We must begin to think what wise enablement is, and how we will do it, and how we will adapt to correct our mistakes.

Shibley Telhami: The key Middle East issue

Shibley Telhami, author of The World Through Arab Eyes: Arab Public Opinion and the Reshaping of the Middle East, describes the key to the Middle East as the perception among participants that one can achieve one’s desired outcomes.

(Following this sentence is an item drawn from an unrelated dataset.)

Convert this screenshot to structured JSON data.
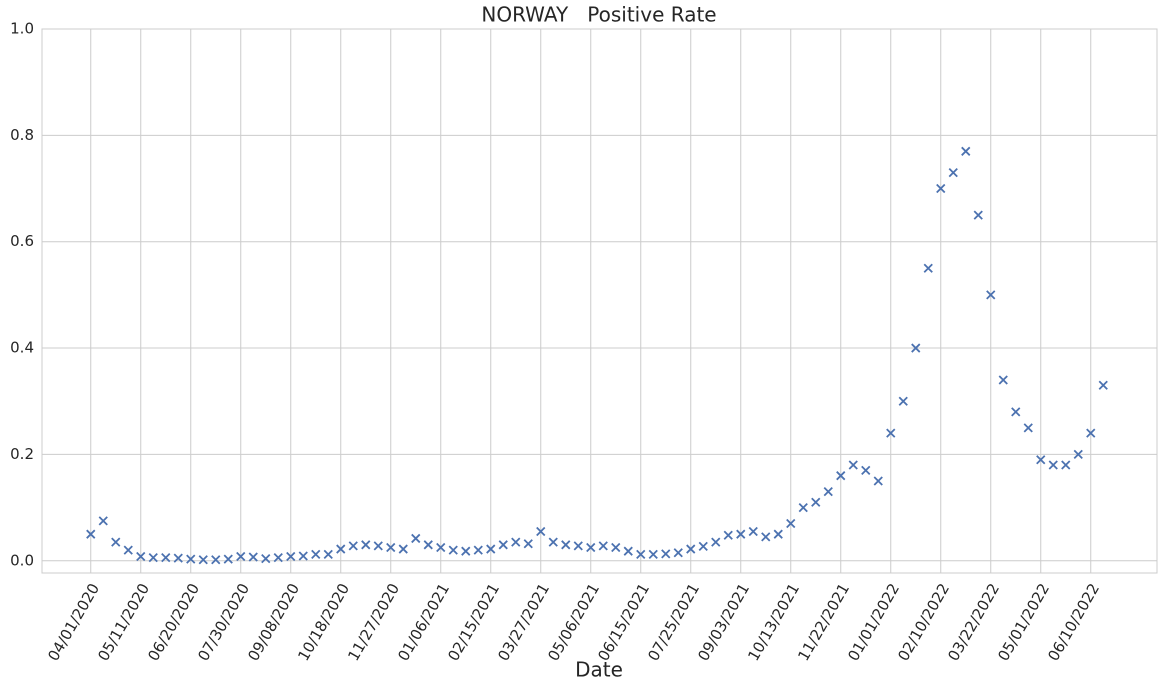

From an interview with Diane Rehm (~44:00):

Before and after the Arab uprisings, it is remarkable that a majority of the Arabs still in principle support a two-state solution, just like you have in Israel. And I poll in Israel, on this one, among Jews and among Arabs.

But here’s the problem — and this is the problem that I think Secretary Kerry is going to have to contend with — which is that a majority of both don’t believe a two-state solutions will ever happen. So they’ve lost faith. That’s the difference between now and the 1990s.

In the 1990s a huge majority of both sides thought it was going to happen. Now a huge majority thinks it’s not going to happen. And when you think it’s not going to happen, it doesn’t matter whether you return to negotiations. You’d be an idiot to make a concession if you think it’s going to lead to conflict. Why give up something when you know you’re going to face…

And we see this assessment of conflict even influences their ability to emphasize or not emphasize. When they think they’re going to be in conflict, they’re less ready to empathize, because they want to be hardened enough to fight the conflict. Incitement becomes a tool to mobilize people to fight the conflict that they see inevitable.

So we can’t … We’re fighting symptoms, we’re fighting symptoms. What we need to do is deal with the core issue, which is transform the perceptions — and that can’t be done through going back to the negotiating table.